Grave of the Fireflies (Isao Takahata, 1988)

What's it about? An animated film set in Japan near the end of WWII, where an orphaned brother and sister struggle to survive in the aftermath of a bombing wave on their city.

Is it any good? A powerful anti-war film from the famous Ghibli Studio, beautifully animated and very, very moving. It may be a cartoon, but this packs more of a emotional punch than many traditional war movies. It's a leisurely film, with few scenes of actual warfare, preferring instead to focus on the effect of the situation upon the two children. Quietly and affectingly, it fashions some lovely moments between them that make the characters and their relationship utterly believable. As a result, by the time it reaches its achingly sad ending, you'll be almost asphyxiated by the lump in your throat.

I don't trust you.
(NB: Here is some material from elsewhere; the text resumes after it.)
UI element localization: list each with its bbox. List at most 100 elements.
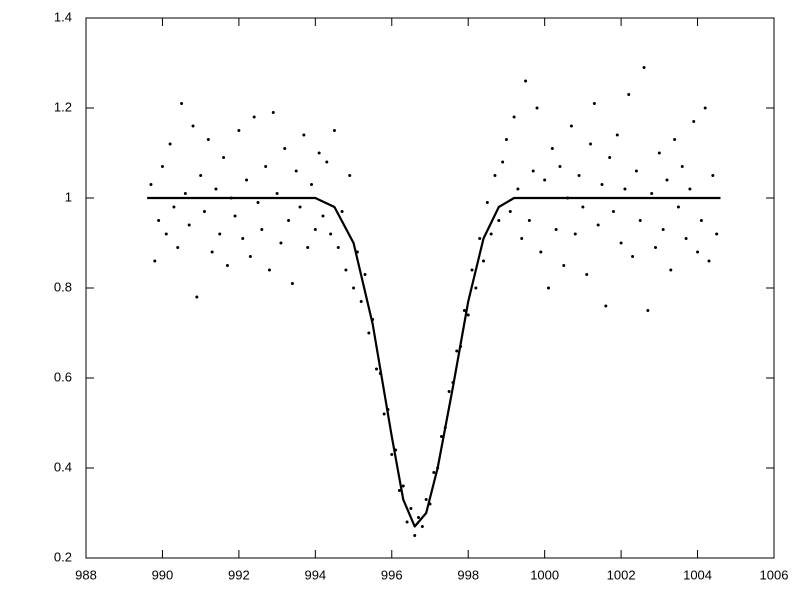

What do others think?  Although it took its time to achieve international attention and remains underseen, it is now generally regarded as a highpoint in Japanese anime and one of the greatest war films ever made

Anything else I should know? As if the film wasn't sad enough, it's even more distressing to find it's based on a semi-autobiographical novel by Nosaka Akiyuki, who survived the firebombing of Kobe in 1945, but was racked with guilt over the death of his sister during the same period.

What does the Fonz think? The saddest cartoon ever.